The world's largest passenger vessel, the Queen Mary 2, utilizes an online condition monitoring system, including remote monitoring via satellite, to keep all systems go. Instead of the usual large diesel engine driving a shaft and propeller, the QM2's propulsion system is four pods suspended below the ship's hull. Two are fixed and two can rotate 360 degrees. The ship actually doesn't have a rudder or stern thrusters and, instead, steering and maneuvering is achieved by swiveling the two rotating pods.
To detect and give an early warning of any mechanical problems in the four propulsion pods, the condition-monitoring system is vitally important. The system used on the QM2 is a MasCon48 developed by SKF Condition Monitoring Center in Luleå, Sweden.
Pod Propulsion
Each pod contains an electric motor with a small shaft that projects from the pod to provide the propeller mounting. Four diesel engines and two gas turbines drive the generators that provide 118 MW of electrical power, or enough to power a city of 300,000.

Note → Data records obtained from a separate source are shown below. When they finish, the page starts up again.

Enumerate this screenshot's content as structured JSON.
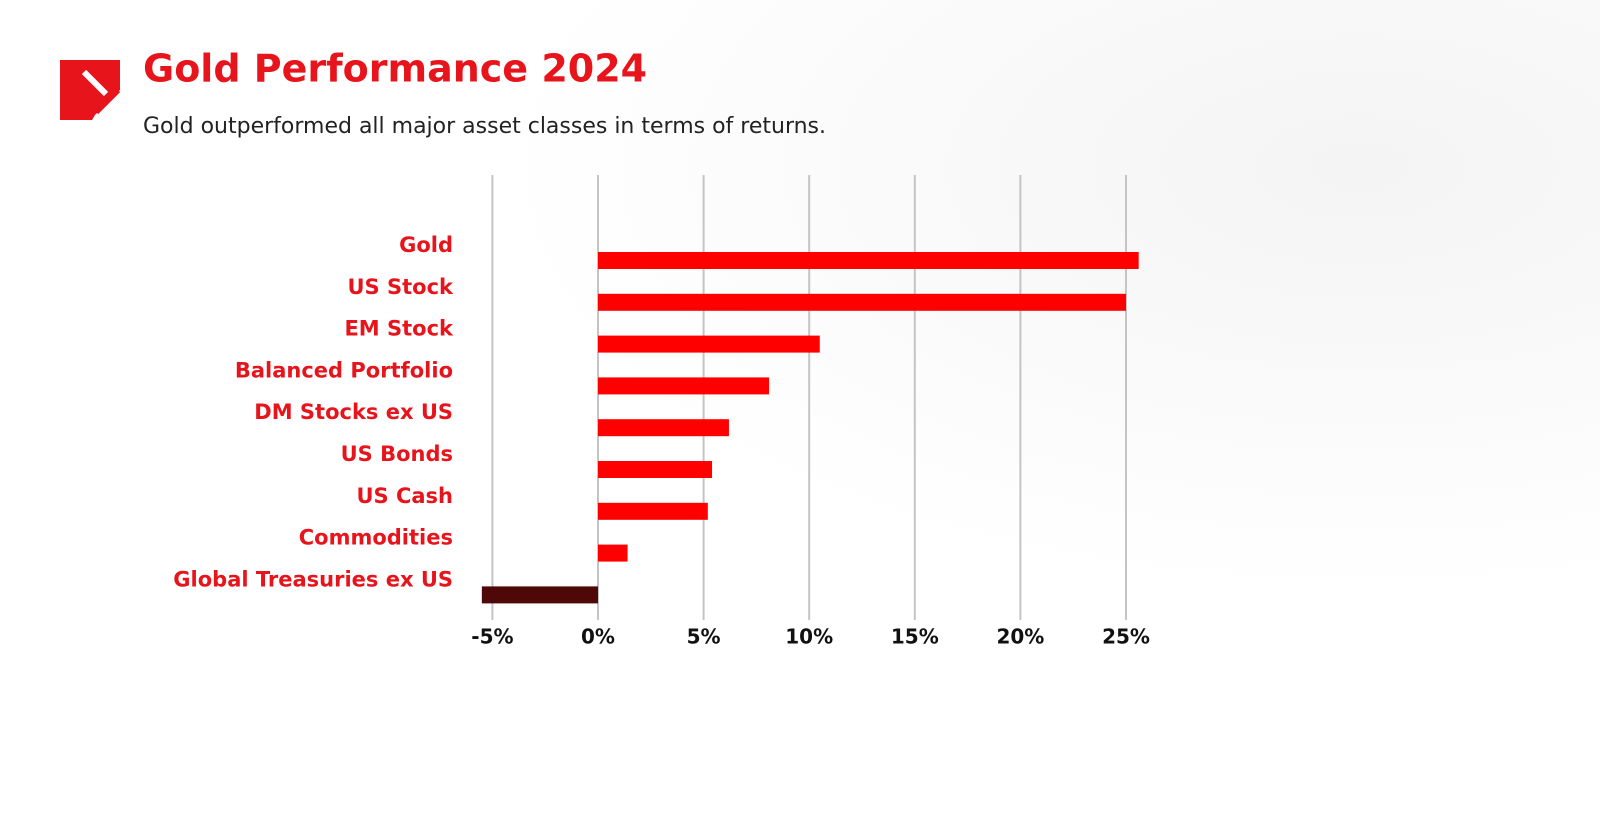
{
  "chart_data": {
    "type": "bar",
    "orientation": "horizontal",
    "title": "Gold Performance 2024",
    "subtitle": "Gold outperformed all major asset classes in terms of returns.",
    "categories": [
      "Gold",
      "US Stock",
      "EM Stock",
      "Balanced Portfolio",
      "DM Stocks ex US",
      "US Bonds",
      "US Cash",
      "Commodities",
      "Global Treasuries ex US"
    ],
    "values": [
      25.6,
      25.0,
      10.5,
      8.1,
      6.2,
      5.4,
      5.2,
      1.4,
      -5.5
    ],
    "colors": [
      "#ff0000",
      "#ff0000",
      "#ff0000",
      "#ff0000",
      "#ff0000",
      "#ff0000",
      "#ff0000",
      "#ff0000",
      "#4e0808"
    ],
    "xlim": [
      -5.5,
      26
    ],
    "xticks": [
      {
        "value": -5,
        "label": "-5%"
      },
      {
        "value": 0,
        "label": "0%"
      },
      {
        "value": 5,
        "label": "5%"
      },
      {
        "value": 10,
        "label": "10%"
      },
      {
        "value": 15,
        "label": "15%"
      },
      {
        "value": 20,
        "label": "20%"
      },
      {
        "value": 25,
        "label": "25%"
      }
    ],
    "grid": true
  }
}
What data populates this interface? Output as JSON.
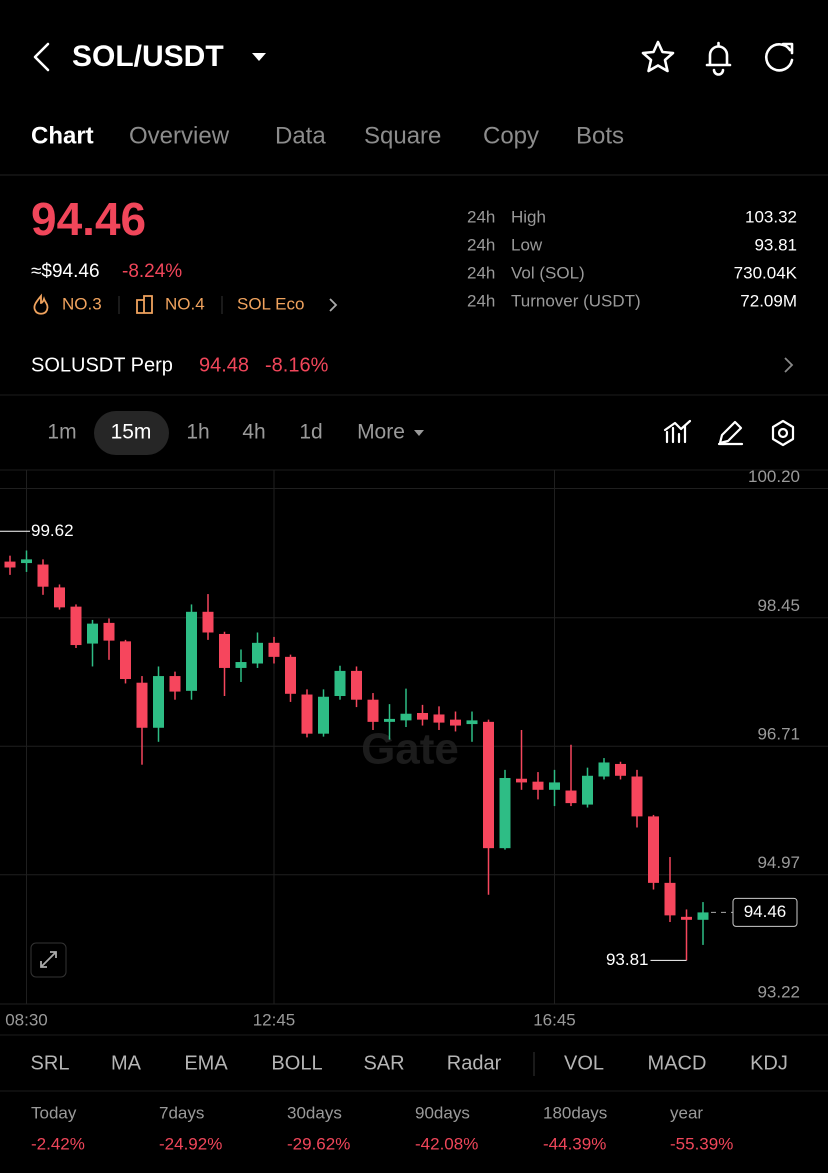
{
  "header": {
    "pair": "SOL/USDT"
  },
  "tabs": [
    "Chart",
    "Overview",
    "Data",
    "Square",
    "Copy",
    "Bots"
  ],
  "price": {
    "last": "94.46",
    "fiat": "≈$94.46",
    "change": "-8.24%",
    "badges": [
      "NO.3",
      "NO.4",
      "SOL Eco"
    ]
  },
  "stats": [
    {
      "period": "24h",
      "name": "High",
      "value": "103.32"
    },
    {
      "period": "24h",
      "name": "Low",
      "value": "93.81"
    },
    {
      "period": "24h",
      "name": "Vol (SOL)",
      "value": "730.04K"
    },
    {
      "period": "24h",
      "name": "Turnover (USDT)",
      "value": "72.09M"
    }
  ],
  "perp": {
    "name": "SOLUSDT Perp",
    "price": "94.48",
    "change": "-8.16%"
  },
  "intervals": [
    "1m",
    "15m",
    "1h",
    "4h",
    "1d",
    "More"
  ],
  "chart_data": {
    "type": "candlestick",
    "watermark": "Gate",
    "categories": [
      null,
      "08:30",
      null,
      null,
      null,
      null,
      null,
      null,
      null,
      null,
      null,
      null,
      null,
      null,
      null,
      null,
      "12:45",
      null,
      null,
      null,
      null,
      null,
      null,
      null,
      null,
      null,
      null,
      null,
      null,
      null,
      null,
      null,
      null,
      "16:45",
      null,
      null,
      null,
      null,
      null,
      null,
      null,
      null,
      null
    ],
    "open": [
      99.21,
      99.19,
      99.17,
      98.86,
      98.6,
      98.1,
      98.38,
      98.13,
      97.57,
      96.96,
      97.66,
      97.46,
      98.53,
      98.23,
      97.77,
      97.83,
      98.11,
      97.92,
      97.41,
      96.88,
      97.39,
      97.73,
      97.34,
      97.04,
      97.06,
      97.16,
      97.14,
      97.07,
      97.01,
      97.04,
      95.33,
      96.27,
      96.23,
      96.12,
      96.11,
      95.92,
      96.3,
      96.47,
      96.3,
      95.76,
      94.86,
      94.4,
      94.36
    ],
    "high": [
      99.29,
      99.36,
      99.24,
      98.9,
      98.63,
      98.42,
      98.44,
      98.15,
      97.66,
      97.79,
      97.72,
      98.63,
      98.77,
      98.26,
      98.02,
      98.25,
      98.19,
      97.95,
      97.48,
      97.48,
      97.8,
      97.79,
      97.43,
      97.28,
      97.49,
      97.27,
      97.25,
      97.18,
      97.18,
      97.07,
      96.39,
      96.93,
      96.36,
      96.39,
      96.73,
      96.42,
      96.55,
      96.5,
      96.39,
      95.78,
      95.21,
      94.5,
      94.6
    ],
    "low": [
      99.03,
      99.07,
      98.76,
      98.56,
      98.04,
      97.79,
      97.88,
      97.56,
      96.46,
      96.77,
      97.34,
      97.34,
      98.15,
      97.39,
      97.58,
      97.77,
      97.83,
      97.31,
      96.83,
      96.84,
      97.34,
      97.24,
      96.93,
      96.8,
      96.97,
      96.99,
      96.93,
      96.91,
      96.77,
      94.7,
      95.31,
      96.12,
      95.99,
      95.9,
      95.9,
      95.88,
      96.26,
      96.26,
      95.61,
      94.77,
      94.33,
      93.81,
      94.02
    ],
    "close": [
      99.13,
      99.24,
      98.87,
      98.59,
      98.08,
      98.37,
      98.14,
      97.62,
      96.96,
      97.66,
      97.45,
      98.53,
      98.25,
      97.77,
      97.85,
      98.11,
      97.92,
      97.42,
      96.88,
      97.38,
      97.73,
      97.34,
      97.04,
      97.08,
      97.15,
      97.07,
      97.03,
      96.99,
      97.06,
      95.33,
      96.28,
      96.22,
      96.12,
      96.22,
      95.94,
      96.31,
      96.49,
      96.31,
      95.76,
      94.86,
      94.42,
      94.36,
      94.46
    ],
    "up_color": "#2ebd85",
    "down_color": "#f6465d",
    "ylim": [
      93.22,
      100.45
    ],
    "yticks": [
      {
        "value": 100.2,
        "label": "100.20"
      },
      98.45,
      96.71,
      94.97,
      93.22
    ],
    "grid": true,
    "high_marker": 99.62,
    "low_marker": 93.81,
    "last_price": 94.46
  },
  "indicators": [
    "SRL",
    "MA",
    "EMA",
    "BOLL",
    "SAR",
    "Radar",
    "VOL",
    "MACD",
    "KDJ"
  ],
  "performance": [
    {
      "period": "Today",
      "change": "-2.42%"
    },
    {
      "period": "7days",
      "change": "-24.92%"
    },
    {
      "period": "30days",
      "change": "-29.62%"
    },
    {
      "period": "90days",
      "change": "-42.08%"
    },
    {
      "period": "180days",
      "change": "-44.39%"
    },
    {
      "period": "year",
      "change": "-55.39%"
    }
  ]
}
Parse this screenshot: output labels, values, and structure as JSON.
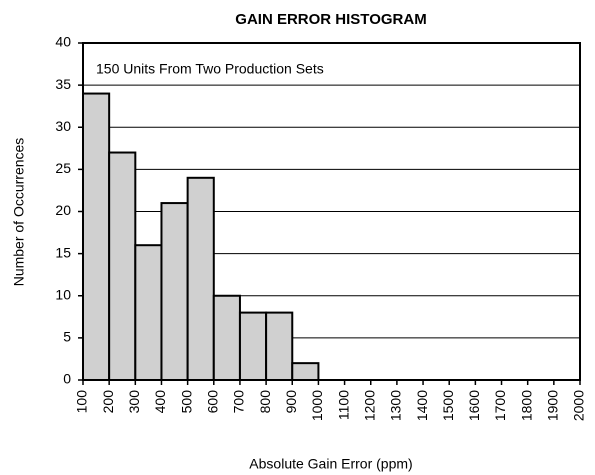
{
  "chart_data": {
    "type": "histogram",
    "title": "GAIN ERROR HISTOGRAM",
    "annotation": "150 Units From Two Production Sets",
    "xlabel": "Absolute Gain Error (ppm)",
    "ylabel": "Number of Occurrences",
    "bins": [
      100,
      200,
      300,
      400,
      500,
      600,
      700,
      800,
      900,
      1000,
      1100,
      1200,
      1300,
      1400,
      1500,
      1600,
      1700,
      1800,
      1900,
      2000
    ],
    "values": [
      34,
      27,
      16,
      21,
      24,
      10,
      8,
      8,
      2,
      0,
      0,
      0,
      0,
      0,
      0,
      0,
      0,
      0,
      0
    ],
    "color": "#d0d0d0",
    "xlim": [
      100,
      2000
    ],
    "xticks": [
      100,
      200,
      300,
      400,
      500,
      600,
      700,
      800,
      900,
      1000,
      1100,
      1200,
      1300,
      1400,
      1500,
      1600,
      1700,
      1800,
      1900,
      2000
    ],
    "ylim": [
      0,
      40
    ],
    "yticks": [
      0,
      5,
      10,
      15,
      20,
      25,
      30,
      35,
      40
    ],
    "grid": true
  }
}
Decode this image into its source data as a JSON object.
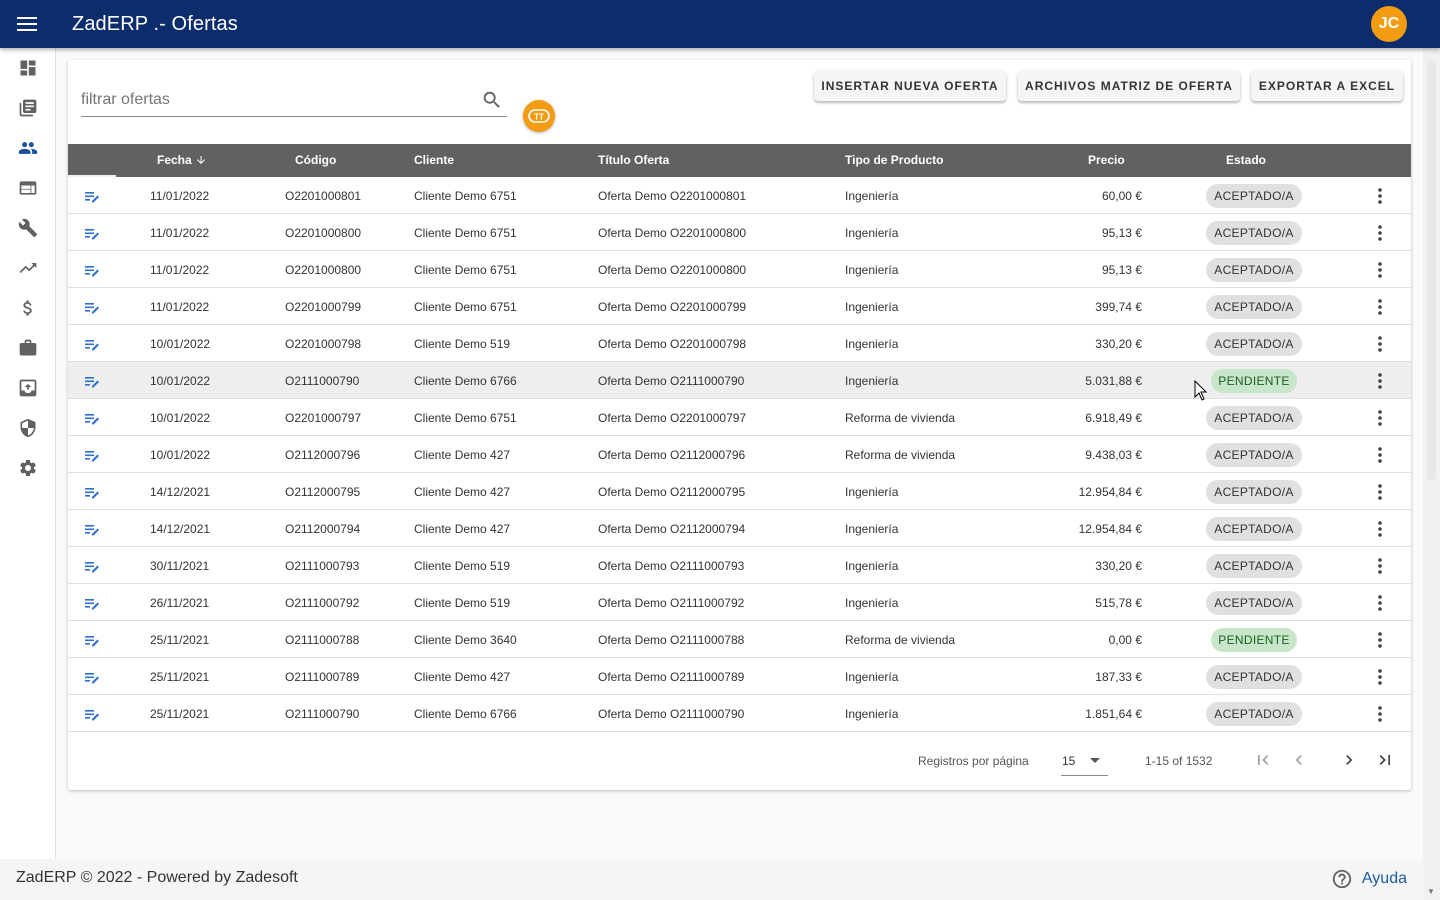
{
  "app": {
    "title": "ZadERP .- Ofertas",
    "user_initials": "JC",
    "primary_color": "#0d2c6c",
    "accent_color": "#f39c12"
  },
  "sidebar": {
    "items": [
      {
        "icon": "dashboard-icon"
      },
      {
        "icon": "library-books-icon"
      },
      {
        "icon": "people-icon"
      },
      {
        "icon": "web-icon"
      },
      {
        "icon": "wrench-icon"
      },
      {
        "icon": "trending-up-icon"
      },
      {
        "icon": "dollar-icon"
      },
      {
        "icon": "briefcase-icon"
      },
      {
        "icon": "archive-icon"
      },
      {
        "icon": "shield-icon"
      },
      {
        "icon": "gear-icon"
      }
    ]
  },
  "search": {
    "placeholder": "filtrar ofertas",
    "value": ""
  },
  "toolbar": {
    "insert_label": "Insertar nueva oferta",
    "matrix_label": "Archivos matriz de oferta",
    "export_label": "Exportar a Excel",
    "tt_label": "TT"
  },
  "table": {
    "headers": {
      "fecha": "Fecha",
      "codigo": "Código",
      "cliente": "Cliente",
      "titulo": "Título Oferta",
      "tipo": "Tipo de Producto",
      "precio": "Precio",
      "estado": "Estado"
    },
    "sort_indicator": "arrow-down-icon",
    "rows": [
      {
        "fecha": "11/01/2022",
        "codigo": "O2201000801",
        "cliente": "Cliente Demo 6751",
        "titulo": "Oferta Demo O2201000801",
        "tipo": "Ingeniería",
        "precio": "60,00 €",
        "estado": "ACEPTADO/A"
      },
      {
        "fecha": "11/01/2022",
        "codigo": "O2201000800",
        "cliente": "Cliente Demo 6751",
        "titulo": "Oferta Demo O2201000800",
        "tipo": "Ingeniería",
        "precio": "95,13 €",
        "estado": "ACEPTADO/A"
      },
      {
        "fecha": "11/01/2022",
        "codigo": "O2201000800",
        "cliente": "Cliente Demo 6751",
        "titulo": "Oferta Demo O2201000800",
        "tipo": "Ingeniería",
        "precio": "95,13 €",
        "estado": "ACEPTADO/A"
      },
      {
        "fecha": "11/01/2022",
        "codigo": "O2201000799",
        "cliente": "Cliente Demo 6751",
        "titulo": "Oferta Demo O2201000799",
        "tipo": "Ingeniería",
        "precio": "399,74 €",
        "estado": "ACEPTADO/A"
      },
      {
        "fecha": "10/01/2022",
        "codigo": "O2201000798",
        "cliente": "Cliente Demo 519",
        "titulo": "Oferta Demo O2201000798",
        "tipo": "Ingeniería",
        "precio": "330,20 €",
        "estado": "ACEPTADO/A"
      },
      {
        "fecha": "10/01/2022",
        "codigo": "O2111000790",
        "cliente": "Cliente Demo 6766",
        "titulo": "Oferta Demo O2111000790",
        "tipo": "Ingeniería",
        "precio": "5.031,88 €",
        "estado": "PENDIENTE"
      },
      {
        "fecha": "10/01/2022",
        "codigo": "O2201000797",
        "cliente": "Cliente Demo 6751",
        "titulo": "Oferta Demo O2201000797",
        "tipo": "Reforma de vivienda",
        "precio": "6.918,49 €",
        "estado": "ACEPTADO/A"
      },
      {
        "fecha": "10/01/2022",
        "codigo": "O2112000796",
        "cliente": "Cliente Demo 427",
        "titulo": "Oferta Demo O2112000796",
        "tipo": "Reforma de vivienda",
        "precio": "9.438,03 €",
        "estado": "ACEPTADO/A"
      },
      {
        "fecha": "14/12/2021",
        "codigo": "O2112000795",
        "cliente": "Cliente Demo 427",
        "titulo": "Oferta Demo O2112000795",
        "tipo": "Ingeniería",
        "precio": "12.954,84 €",
        "estado": "ACEPTADO/A"
      },
      {
        "fecha": "14/12/2021",
        "codigo": "O2112000794",
        "cliente": "Cliente Demo 427",
        "titulo": "Oferta Demo O2112000794",
        "tipo": "Ingeniería",
        "precio": "12.954,84 €",
        "estado": "ACEPTADO/A"
      },
      {
        "fecha": "30/11/2021",
        "codigo": "O2111000793",
        "cliente": "Cliente Demo 519",
        "titulo": "Oferta Demo O2111000793",
        "tipo": "Ingeniería",
        "precio": "330,20 €",
        "estado": "ACEPTADO/A"
      },
      {
        "fecha": "26/11/2021",
        "codigo": "O2111000792",
        "cliente": "Cliente Demo 519",
        "titulo": "Oferta Demo O2111000792",
        "tipo": "Ingeniería",
        "precio": "515,78 €",
        "estado": "ACEPTADO/A"
      },
      {
        "fecha": "25/11/2021",
        "codigo": "O2111000788",
        "cliente": "Cliente Demo 3640",
        "titulo": "Oferta Demo O2111000788",
        "tipo": "Reforma de vivienda",
        "precio": "0,00 €",
        "estado": "PENDIENTE"
      },
      {
        "fecha": "25/11/2021",
        "codigo": "O2111000789",
        "cliente": "Cliente Demo 427",
        "titulo": "Oferta Demo O2111000789",
        "tipo": "Ingeniería",
        "precio": "187,33 €",
        "estado": "ACEPTADO/A"
      },
      {
        "fecha": "25/11/2021",
        "codigo": "O2111000790",
        "cliente": "Cliente Demo 6766",
        "titulo": "Oferta Demo O2111000790",
        "tipo": "Ingeniería",
        "precio": "1.851,64 €",
        "estado": "ACEPTADO/A"
      }
    ]
  },
  "pagination": {
    "rows_per_page_label": "Registros por página",
    "rows_per_page_value": "15",
    "range_text": "1-15 of 1532"
  },
  "footer": {
    "text": "ZadERP © 2022 - Powered by Zadesoft",
    "help_label": "Ayuda"
  }
}
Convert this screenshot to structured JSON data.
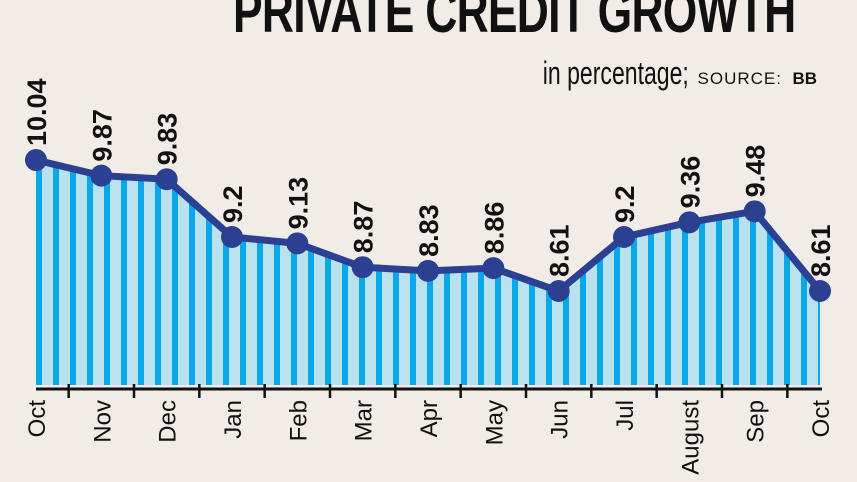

The pod monitoring system is designed to measure vibration, temperature, speed and other parameters. It relays any anomalies to maintenance personnel onboard, together with advice for correcting existing or impending conditions. At the same time, the data is relayed via satellite to the SKF Condition Monitoring Centre and the Rolls-Royce Control Centre in Kristinehamn, Sweden.
According to Per-Erik Larsson, manager of product development and technical support at the SKF Condition Monitoring Center, the biggest technical achievement in the pod monitoring system proved to be an enveloping technique used to accurately detect and interpret very weak signals in the noisy environment. The enveloping technique is a mathematical method implemented in sophisticated algorithms that find and amplify weak impulses in noisy signals.
“One of the biggest technical challenges was to run the system on a cruising ship and yet be able to view and control the measurements from land-based locations,” Larsson says.
The satellite transmissions serve two purposes: as a record of the condition of each of the four propulsion pods and for troubleshooting by on-shore propulsion pod specialists in case of trouble.